A significant role of Joan of Arc was in the conquest of cynicism and defeat. One could argue that she got this strength from religious delusion. Twain is less interested in the origin of the courage than in the amazing fact that such courage was possible in a young person. (Perhaps not so amazing for himself who eager gave his young characters this moral courage.)
No less significant for Twain is Joan’s triumph over narrow human expectations about the source of one’s value. She faced much ridicule early in her campaign. “Human nature is the same everywhere; it deifies success, it has nothing but scorn for defeat.
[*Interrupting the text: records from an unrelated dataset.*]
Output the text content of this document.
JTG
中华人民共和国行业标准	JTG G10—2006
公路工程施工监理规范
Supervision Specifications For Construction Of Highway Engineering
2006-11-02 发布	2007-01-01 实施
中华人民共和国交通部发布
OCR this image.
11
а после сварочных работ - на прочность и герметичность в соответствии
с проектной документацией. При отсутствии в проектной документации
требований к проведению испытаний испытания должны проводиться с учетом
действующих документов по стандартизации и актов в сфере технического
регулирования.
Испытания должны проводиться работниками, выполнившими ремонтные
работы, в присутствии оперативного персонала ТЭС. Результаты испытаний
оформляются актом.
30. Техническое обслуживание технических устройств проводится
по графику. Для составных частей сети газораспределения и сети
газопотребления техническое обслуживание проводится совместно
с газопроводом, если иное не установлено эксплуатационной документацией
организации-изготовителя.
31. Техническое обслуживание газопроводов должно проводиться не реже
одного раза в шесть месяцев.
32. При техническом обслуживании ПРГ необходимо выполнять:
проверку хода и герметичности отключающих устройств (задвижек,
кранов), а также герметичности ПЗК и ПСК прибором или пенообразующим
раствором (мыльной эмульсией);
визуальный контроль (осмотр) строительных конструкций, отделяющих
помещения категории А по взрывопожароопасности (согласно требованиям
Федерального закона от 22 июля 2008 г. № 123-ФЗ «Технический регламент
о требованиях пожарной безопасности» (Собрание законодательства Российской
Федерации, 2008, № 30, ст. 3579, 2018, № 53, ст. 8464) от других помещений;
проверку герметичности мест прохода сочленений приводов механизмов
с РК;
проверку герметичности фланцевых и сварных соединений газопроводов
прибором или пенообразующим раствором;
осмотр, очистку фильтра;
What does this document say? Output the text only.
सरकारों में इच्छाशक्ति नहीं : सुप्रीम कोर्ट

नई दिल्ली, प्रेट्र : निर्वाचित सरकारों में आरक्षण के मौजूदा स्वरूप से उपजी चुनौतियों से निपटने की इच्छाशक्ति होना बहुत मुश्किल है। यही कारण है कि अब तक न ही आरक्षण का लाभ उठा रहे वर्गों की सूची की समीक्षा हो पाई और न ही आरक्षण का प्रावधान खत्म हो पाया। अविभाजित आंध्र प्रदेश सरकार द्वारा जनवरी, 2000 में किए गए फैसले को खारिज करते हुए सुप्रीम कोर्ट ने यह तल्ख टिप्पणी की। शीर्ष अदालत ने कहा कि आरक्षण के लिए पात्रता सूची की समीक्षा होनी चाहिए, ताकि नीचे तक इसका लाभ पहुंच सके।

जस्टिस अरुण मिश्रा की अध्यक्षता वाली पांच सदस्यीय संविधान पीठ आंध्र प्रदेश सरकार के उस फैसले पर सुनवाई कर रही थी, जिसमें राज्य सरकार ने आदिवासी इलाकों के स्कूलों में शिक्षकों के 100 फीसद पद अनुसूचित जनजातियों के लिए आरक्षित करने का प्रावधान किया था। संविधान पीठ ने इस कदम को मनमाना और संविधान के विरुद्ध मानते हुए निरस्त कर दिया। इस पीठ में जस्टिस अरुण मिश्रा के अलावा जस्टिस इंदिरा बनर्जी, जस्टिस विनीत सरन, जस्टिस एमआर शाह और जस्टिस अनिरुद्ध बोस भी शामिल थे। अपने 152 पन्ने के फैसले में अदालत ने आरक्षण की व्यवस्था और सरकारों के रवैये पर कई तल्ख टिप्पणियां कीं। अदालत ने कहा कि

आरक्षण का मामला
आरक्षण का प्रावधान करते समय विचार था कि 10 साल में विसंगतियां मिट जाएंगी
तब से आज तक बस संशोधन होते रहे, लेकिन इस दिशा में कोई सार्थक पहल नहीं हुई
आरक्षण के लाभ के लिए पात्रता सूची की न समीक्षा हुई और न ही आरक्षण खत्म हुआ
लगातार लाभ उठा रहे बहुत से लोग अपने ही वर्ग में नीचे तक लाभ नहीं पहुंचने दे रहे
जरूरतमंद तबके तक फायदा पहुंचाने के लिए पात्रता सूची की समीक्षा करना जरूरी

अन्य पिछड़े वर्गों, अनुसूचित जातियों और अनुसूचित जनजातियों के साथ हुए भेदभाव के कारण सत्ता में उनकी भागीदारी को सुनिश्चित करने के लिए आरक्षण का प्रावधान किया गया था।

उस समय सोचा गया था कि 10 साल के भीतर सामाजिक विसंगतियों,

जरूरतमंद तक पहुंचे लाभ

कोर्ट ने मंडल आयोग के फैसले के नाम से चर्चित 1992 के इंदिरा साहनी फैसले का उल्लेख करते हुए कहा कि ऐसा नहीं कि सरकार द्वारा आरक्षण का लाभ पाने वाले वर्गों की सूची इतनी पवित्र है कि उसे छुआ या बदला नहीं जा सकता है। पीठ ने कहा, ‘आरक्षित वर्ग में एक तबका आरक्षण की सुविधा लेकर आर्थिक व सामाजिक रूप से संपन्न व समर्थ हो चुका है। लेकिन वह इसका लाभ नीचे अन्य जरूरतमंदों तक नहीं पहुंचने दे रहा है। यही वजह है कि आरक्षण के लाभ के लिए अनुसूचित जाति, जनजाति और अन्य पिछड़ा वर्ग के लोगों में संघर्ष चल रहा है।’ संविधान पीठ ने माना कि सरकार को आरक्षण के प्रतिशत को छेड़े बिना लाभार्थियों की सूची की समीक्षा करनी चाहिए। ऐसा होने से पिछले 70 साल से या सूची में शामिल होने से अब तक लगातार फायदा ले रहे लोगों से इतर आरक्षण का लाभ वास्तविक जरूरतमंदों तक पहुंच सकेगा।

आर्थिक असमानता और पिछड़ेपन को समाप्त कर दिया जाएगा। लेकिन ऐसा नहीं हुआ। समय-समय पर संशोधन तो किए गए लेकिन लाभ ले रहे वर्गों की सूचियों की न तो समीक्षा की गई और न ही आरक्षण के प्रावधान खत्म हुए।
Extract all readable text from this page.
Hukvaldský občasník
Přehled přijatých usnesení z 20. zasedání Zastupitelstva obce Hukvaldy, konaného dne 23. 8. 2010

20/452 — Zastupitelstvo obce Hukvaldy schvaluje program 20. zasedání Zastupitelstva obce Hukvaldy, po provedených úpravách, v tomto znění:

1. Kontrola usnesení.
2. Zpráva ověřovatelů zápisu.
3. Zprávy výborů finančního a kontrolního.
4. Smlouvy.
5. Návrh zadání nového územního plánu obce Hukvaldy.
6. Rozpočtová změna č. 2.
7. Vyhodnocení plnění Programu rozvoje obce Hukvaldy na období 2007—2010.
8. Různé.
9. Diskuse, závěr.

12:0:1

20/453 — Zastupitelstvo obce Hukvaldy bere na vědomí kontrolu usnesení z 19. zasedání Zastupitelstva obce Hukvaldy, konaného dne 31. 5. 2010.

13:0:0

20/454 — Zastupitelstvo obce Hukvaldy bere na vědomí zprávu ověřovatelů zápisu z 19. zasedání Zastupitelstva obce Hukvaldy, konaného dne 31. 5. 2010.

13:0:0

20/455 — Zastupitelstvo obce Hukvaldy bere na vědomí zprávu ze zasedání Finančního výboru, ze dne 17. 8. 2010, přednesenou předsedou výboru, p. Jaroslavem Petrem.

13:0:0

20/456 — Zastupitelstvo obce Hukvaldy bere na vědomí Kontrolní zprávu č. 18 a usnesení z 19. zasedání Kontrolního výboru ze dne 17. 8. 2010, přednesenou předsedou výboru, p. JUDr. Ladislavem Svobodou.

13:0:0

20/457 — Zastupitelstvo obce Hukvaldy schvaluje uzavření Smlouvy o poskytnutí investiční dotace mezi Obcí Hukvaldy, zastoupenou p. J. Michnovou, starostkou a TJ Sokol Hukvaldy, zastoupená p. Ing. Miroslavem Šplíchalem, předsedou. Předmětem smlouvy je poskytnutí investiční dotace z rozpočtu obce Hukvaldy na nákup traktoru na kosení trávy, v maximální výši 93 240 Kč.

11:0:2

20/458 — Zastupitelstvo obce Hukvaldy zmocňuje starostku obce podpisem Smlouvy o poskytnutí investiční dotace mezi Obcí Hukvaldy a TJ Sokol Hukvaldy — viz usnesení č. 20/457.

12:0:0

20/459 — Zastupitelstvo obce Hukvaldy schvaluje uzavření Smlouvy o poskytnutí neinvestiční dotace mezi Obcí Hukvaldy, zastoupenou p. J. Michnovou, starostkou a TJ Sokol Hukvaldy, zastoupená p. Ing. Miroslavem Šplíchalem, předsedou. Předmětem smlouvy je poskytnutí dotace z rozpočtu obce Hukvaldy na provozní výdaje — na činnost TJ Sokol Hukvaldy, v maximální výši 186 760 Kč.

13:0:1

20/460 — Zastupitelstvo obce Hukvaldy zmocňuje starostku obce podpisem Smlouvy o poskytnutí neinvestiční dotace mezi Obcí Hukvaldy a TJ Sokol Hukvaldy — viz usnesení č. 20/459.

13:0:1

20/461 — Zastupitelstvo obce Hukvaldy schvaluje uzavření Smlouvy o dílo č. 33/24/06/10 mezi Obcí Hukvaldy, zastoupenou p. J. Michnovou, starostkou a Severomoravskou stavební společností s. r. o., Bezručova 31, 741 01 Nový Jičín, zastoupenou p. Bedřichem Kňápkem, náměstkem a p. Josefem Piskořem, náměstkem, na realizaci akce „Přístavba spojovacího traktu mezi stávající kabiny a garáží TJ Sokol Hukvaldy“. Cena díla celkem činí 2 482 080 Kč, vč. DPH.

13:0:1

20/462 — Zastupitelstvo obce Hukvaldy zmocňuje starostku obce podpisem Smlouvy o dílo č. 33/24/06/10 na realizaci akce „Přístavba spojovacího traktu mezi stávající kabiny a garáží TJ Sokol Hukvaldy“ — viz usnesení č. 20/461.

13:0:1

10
The village considered that Joan had disgraced it with her grotesque performance and its ridiculous failure; so all the tongues were busy; insomuch that if the tongues had been teeth she would not have survived her persecutions.” (610) How often has such ridicule stopped people from speaking and creating?
I have not given much thought to Joan of Arc before reading this novel, but now I find her a useful model for the challenges of our day and an argument for the empowerment of youth, a group that needs to be much freer and take much more seriously for the role they can play in historical change.